Ric Edelman opens with a provocation designed to shake readers loose from inherited assumptions. The personal-finance playbook most people follow — save in a 401(k), pay off the mortgage, retire at 65 — was written for a world where careers lasted 30 years, lifespans ended shortly after retirement, and technology changed slowly enough that one skill set could sustain a lifetime of employment.
Edelman's core argument is demographic and technological at once. Exponential advances in biomedical science are extending healthy lifespans well past 90 or even 100 for people alive today. That doesn't just change withdrawal math; it changes the entire architecture of a financial life. A portfolio that comfortably funds 20 years of retirement is catastrophically underfunded for 40 years. A mortgage paid off at 60 looks very different when another 40 years of housing costs, healthcare, and inflation loom ahead.

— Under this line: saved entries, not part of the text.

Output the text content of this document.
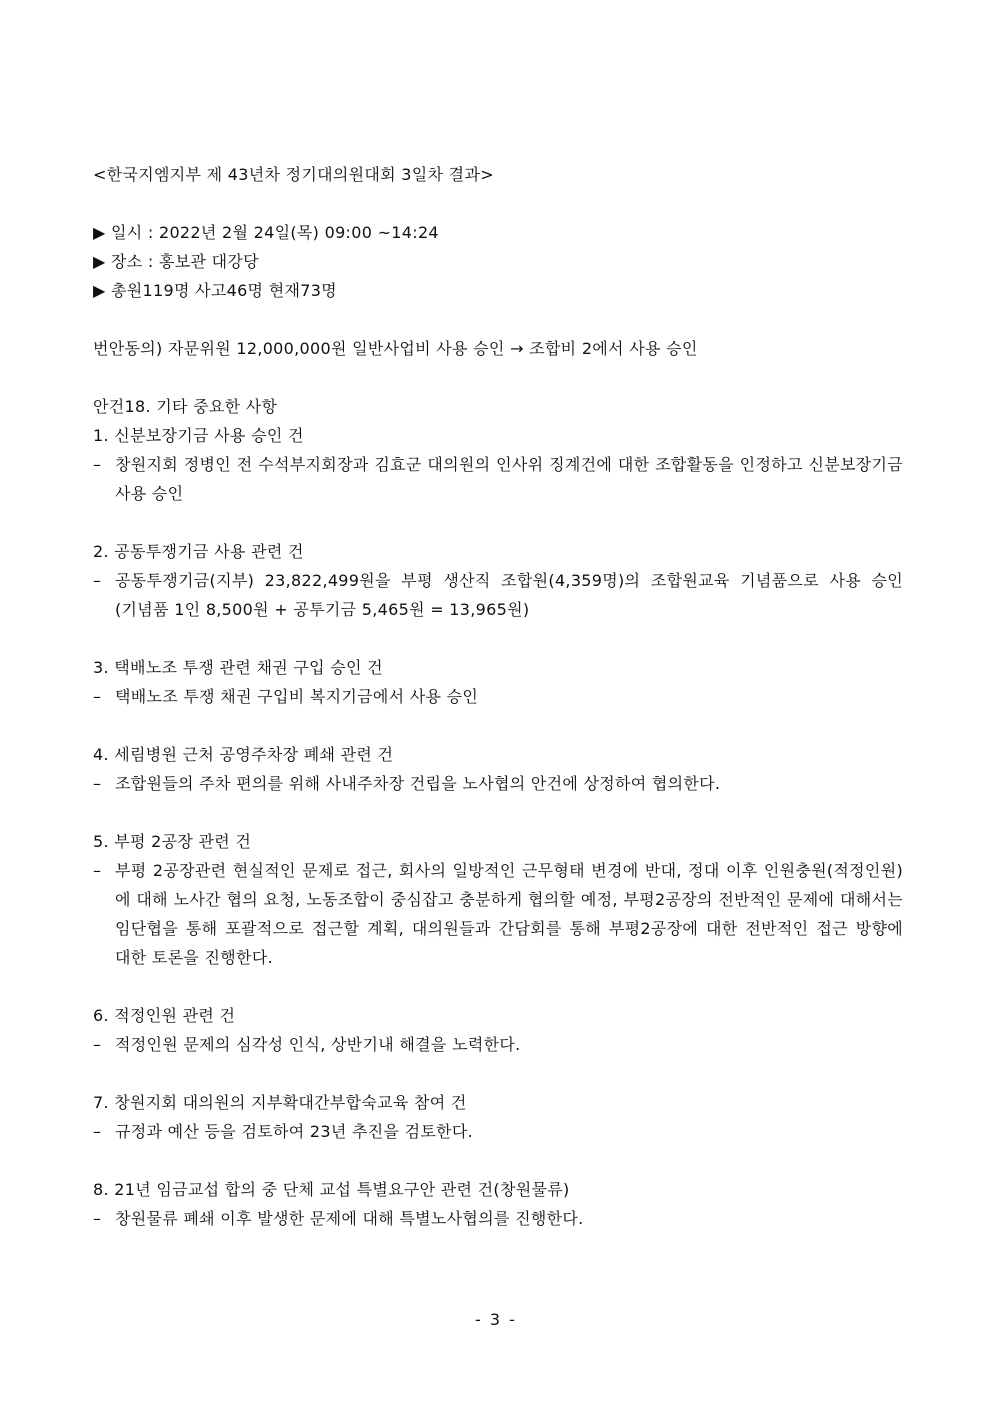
<한국지엠지부 제 43년차 정기대의원대회 3일차 결과>
▶ 일시 : 2022년 2월 24일(목) 09:00 ~14:24
▶ 장소 : 홍보관 대강당
▶ 총원119명 사고46명 현재73명
번안동의) 자문위원 12,000,000원 일반사업비 사용 승인 → 조합비 2에서 사용 승인
안건18. 기타 중요한 사항
1. 신분보장기금 사용 승인 건
– 창원지회 정병인 전 수석부지회장과 김효군 대의원의 인사위 징계건에 대한 조합활동을 인정하고 신분보장기금 사용 승인
2. 공동투쟁기금 사용 관련 건
– 공동투쟁기금(지부) 23,822,499원을 부평 생산직 조합원(4,359명)의 조합원교육 기념품으로 사용 승인(기념품 1인 8,500원 + 공투기금 5,465원 = 13,965원)
3. 택배노조 투쟁 관련 채권 구입 승인 건
– 택배노조 투쟁 채권 구입비 복지기금에서 사용 승인
4. 세림병원 근처 공영주차장 폐쇄 관련 건
– 조합원들의 주차 편의를 위해 사내주차장 건립을 노사협의 안건에 상정하여 협의한다.
5. 부평 2공장 관련 건
– 부평 2공장관련 현실적인 문제로 접근, 회사의 일방적인 근무형태 변경에 반대, 정대 이후 인원충원(적정인원)에 대해 노사간 협의 요청, 노동조합이 중심잡고 충분하게 협의할 예정, 부평2공장의 전반적인 문제에 대해서는 임단협을 통해 포괄적으로 접근할 계획, 대의원들과 간담회를 통해 부평2공장에 대한 전반적인 접근 방향에 대한 토론을 진행한다.
6. 적정인원 관련 건
– 적정인원 문제의 심각성 인식, 상반기내 해결을 노력한다.
7. 창원지회 대의원의 지부확대간부합숙교육 참여 건
– 규정과 예산 등을 검토하여 23년 추진을 검토한다.
8. 21년 임금교섭 합의 중 단체 교섭 특별요구안 관련 건(창원물류)
– 창원물류 폐쇄 이후 발생한 문제에 대해 특별노사협의를 진행한다.
- 3 -
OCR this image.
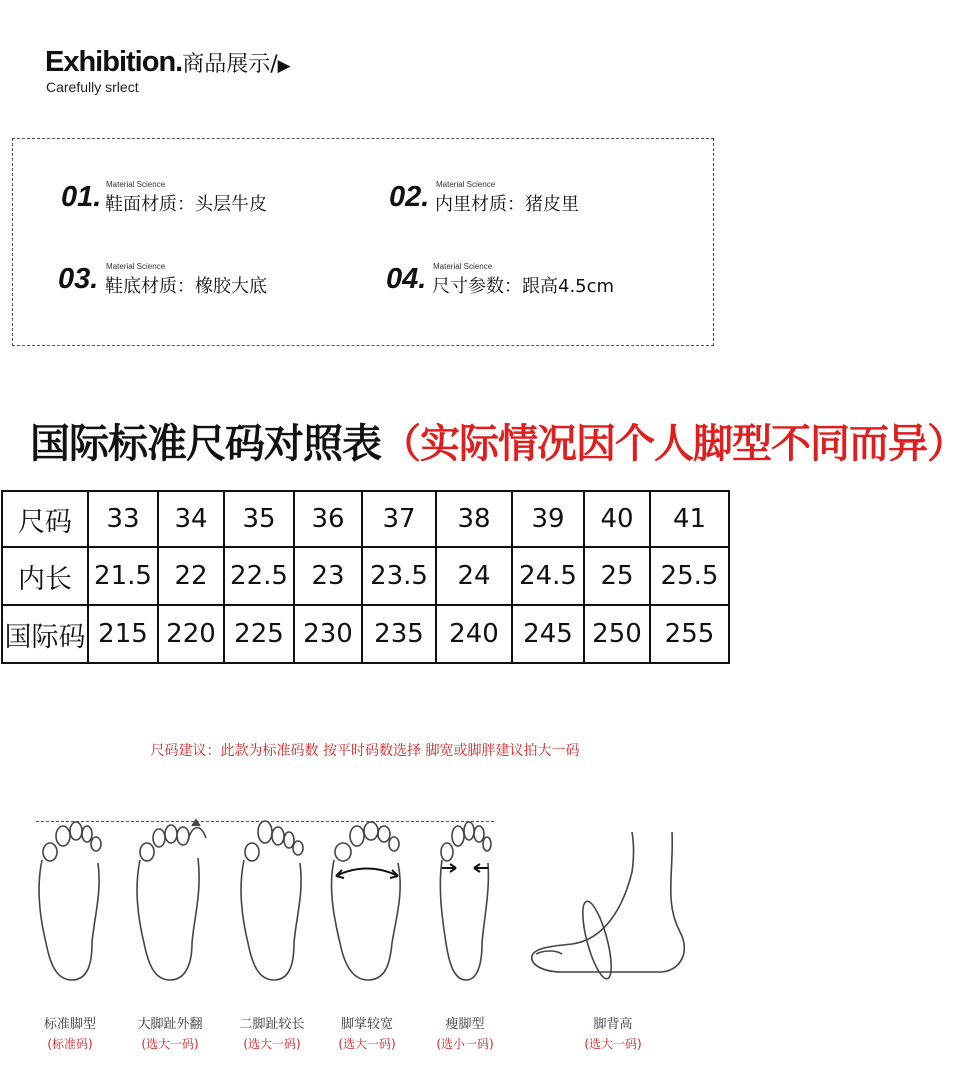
Exhibition.商品展示/▶
Carefully srlect
01. Material Science
鞋面材质：头层牛皮	02. Material Science
内里材质：猪皮里
03. Material Science
鞋底材质：橡胶大底	04. Material Science
尺寸参数：跟高4.5cm
国际标准尺码对照表（实际情况因个人脚型不同而异）
尺码	33	34	35	36	37	38	39	40	41
内长	21.5	22	22.5	23	23.5	24	24.5	25	25.5
国际码	215	220	225	230	235	240	245	250	255
尺码建议：此款为标准码数 按平时码数选择 脚宽或脚胖建议拍大一码
标准脚型
(标准码)
大脚趾外翻
(选大一码)
二脚趾较长
(选大一码)
脚掌较宽
(选大一码)
瘦脚型
(选小一码)
脚背高
(选大一码)
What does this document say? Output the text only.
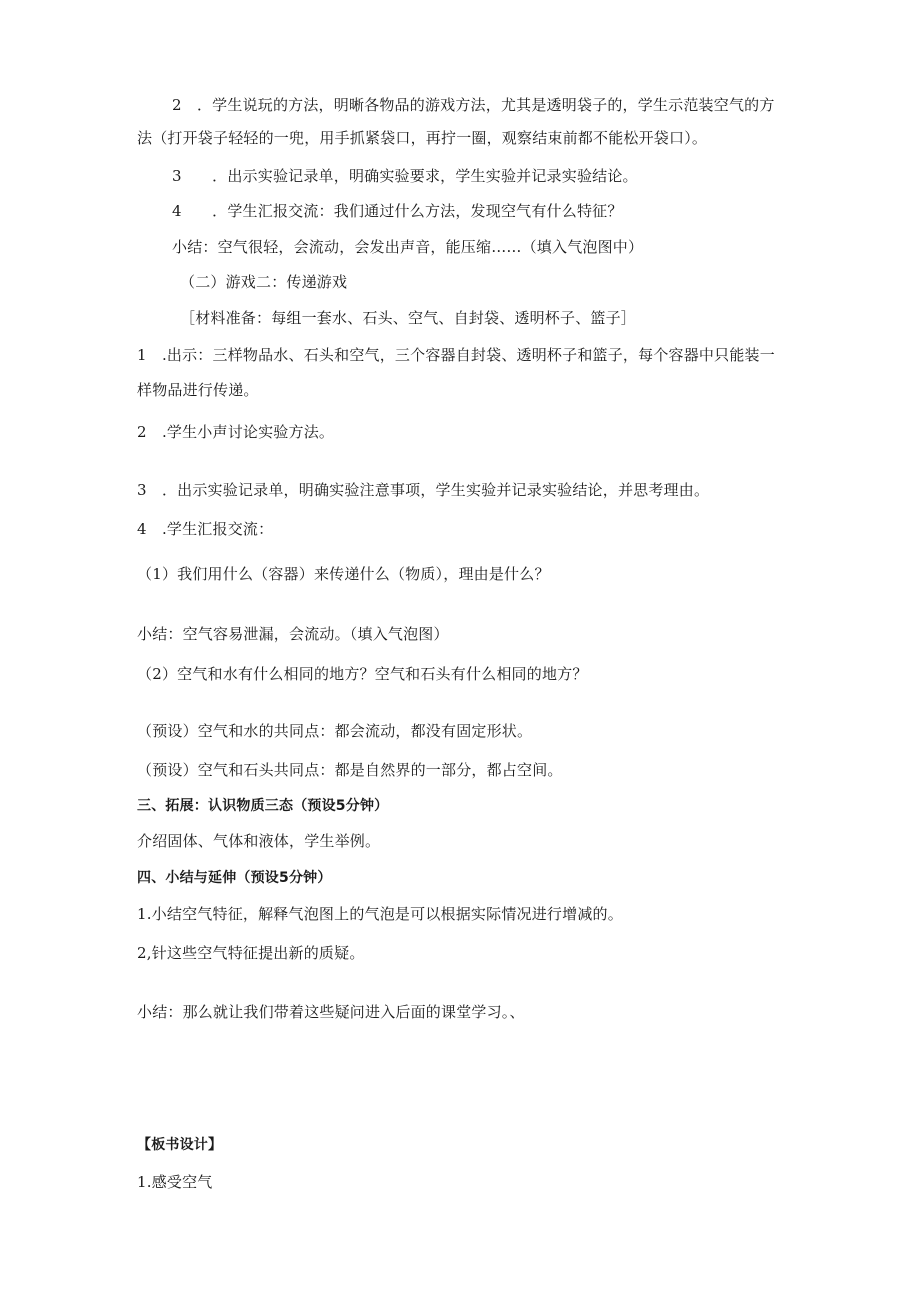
2　．学生说玩的方法，明晰各物品的游戏方法，尤其是透明袋子的，学生示范装空气的方
法（打开袋子轻轻的一兜，用手抓紧袋口，再拧一圈，观察结束前都不能松开袋口）。
3　　．出示实验记录单，明确实验要求，学生实验并记录实验结论。
4　　．学生汇报交流：我们通过什么方法，发现空气有什么特征？
小结：空气很轻，会流动，会发出声音，能压缩……（填入气泡图中）
（二）游戏二：传递游戏
［材料准备：每组一套水、石头、空气、自封袋、透明杯子、篮子］
1　.出示：三样物品水、石头和空气，三个容器自封袋、透明杯子和篮子，每个容器中只能装一
样物品进行传递。
2　.学生小声讨论实验方法。
3　．出示实验记录单，明确实验注意事项，学生实验并记录实验结论，并思考理由。
4　.学生汇报交流：
（1）我们用什么（容器）来传递什么（物质），理由是什么？
小结：空气容易泄漏，会流动。（填入气泡图）
（2）空气和水有什么相同的地方？空气和石头有什么相同的地方？
（预设）空气和水的共同点：都会流动，都没有固定形状。
（预设）空气和石头共同点：都是自然界的一部分，都占空间。
三、拓展：认识物质三态（预设5分钟）
介绍固体、气体和液体，学生举例。
四、小结与延伸（预设5分钟）
1.小结空气特征，解释气泡图上的气泡是可以根据实际情况进行增减的。
2,针这些空气特征提出新的质疑。
小结：那么就让我们带着这些疑问进入后面的课堂学习。、
【板书设计】
1.感受空气
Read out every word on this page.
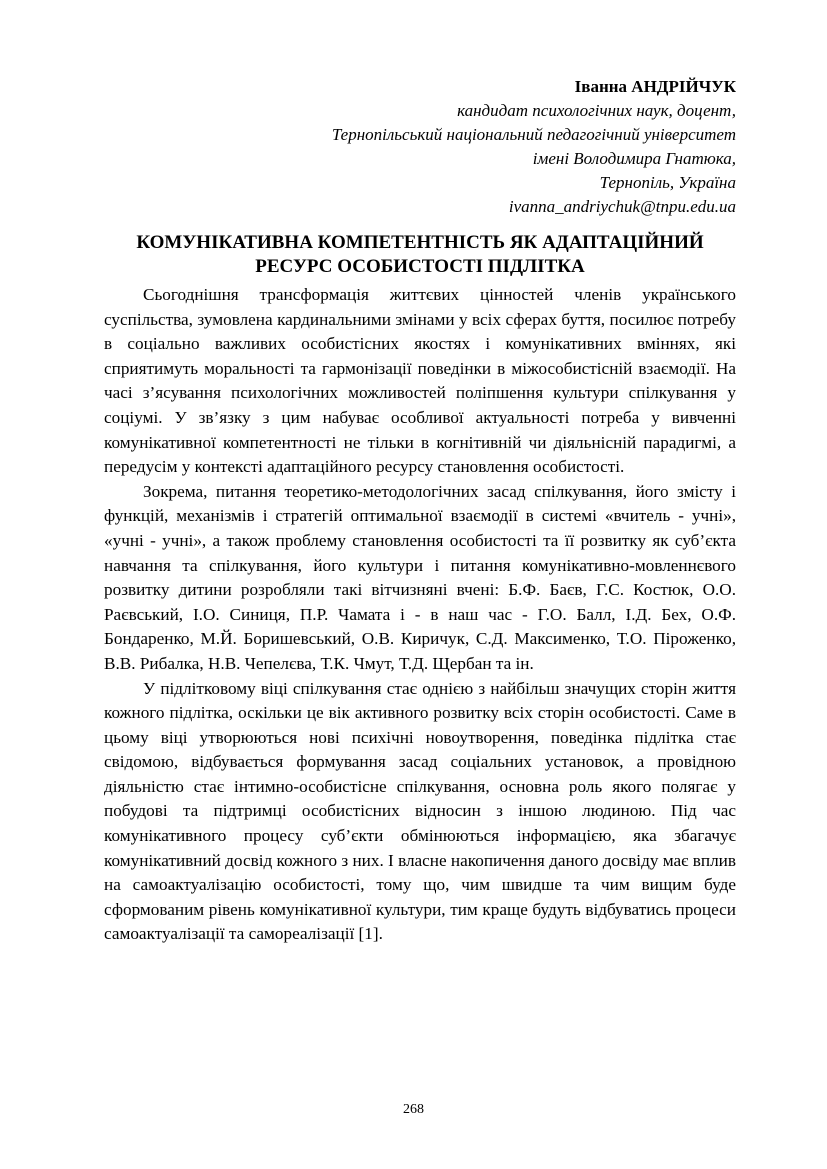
Іванна АНДРІЙЧУК
кандидат психологічних наук, доцент,
Тернопільський національний педагогічний університет
імені Володимира Гнатюка,
Тернопіль, Україна
ivanna_andriychuk@tnpu.edu.ua
КОМУНІКАТИВНА КОМПЕТЕНТНІСТЬ ЯК АДАПТАЦІЙНИЙ
РЕСУРС ОСОБИСТОСТІ ПІДЛІТКА

Сьогоднішня трансформація життєвих цінностей членів українського суспільства, зумовлена кардинальними змінами у всіх сферах буття, посилює потребу в соціально важливих особистісних якостях і комунікативних вміннях, які сприятимуть моральності та гармонізації поведінки в міжособистісній взаємодії. На часі з’ясування психологічних можливостей поліпшення культури спілкування у соціумі. У зв’язку з цим набуває особливої актуальності потреба у вивченні комунікативної компетентності не тільки в когнітивній чи діяльнісній парадигмі, а передусім у контексті адаптаційного ресурсу становлення особистості.

Зокрема, питання теоретико-методологічних засад спілкування, його змісту і функцій, механізмів і стратегій оптимальної взаємодії в системі «вчитель - учні», «учні - учні», а також проблему становлення особистості та її розвитку як суб’єкта навчання та спілкування, його культури і питання комунікативно-мовленнєвого розвитку дитини розробляли такі вітчизняні вчені: Б.Ф. Баєв, Г.С. Костюк, О.О. Раєвський, І.О. Синиця, П.Р. Чамата і - в наш час - Г.О. Балл, І.Д. Бех, О.Ф. Бондаренко, М.Й. Боришевський, О.В. Киричук, С.Д. Максименко, Т.О. Піроженко, В.В. Рибалка, Н.В. Чепелєва, Т.К. Чмут, Т.Д. Щербан та ін.

У підлітковому віці спілкування стає однією з найбільш значущих сторін життя кожного підлітка, оскільки це вік активного розвитку всіх сторін особистості. Саме в цьому віці утворюються нові психічні новоутворення, поведінка підлітка стає свідомою, відбувається формування засад соціальних установок, а провідною діяльністю стає інтимно-особистісне спілкування, основна роль якого полягає у побудові та підтримці особистісних відносин з іншою людиною. Під час комунікативного процесу суб’єкти обмінюються інформацією, яка збагачує комунікативний досвід кожного з них. І власне накопичення даного досвіду має вплив на самоактуалізацію особистості, тому що, чим швидше та чим вищим буде сформованим рівень комунікативної культури, тим краще будуть відбуватись процеси самоактуалізації та самореалізації [1].

268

The obsolescence claim extends to the career side too. Jobs that exist today may not exist in a decade. The advice to "pick a good career and stick with it" assumes an occupational stability that automation and AI are actively dismantling. Edelman argues that financial planning must build in continuous retraining, multiple income streams, and a portfolio that grows aggressively for far longer than traditional planners would recommend.
This is an uncomfortable message for anyone who thought they were "on track." But the math is indifferent to comfort. The planners and advisors who haven't updated their models for longevity risk are, in Edelman's framing, giving advice calibrated for a world that no longer exists.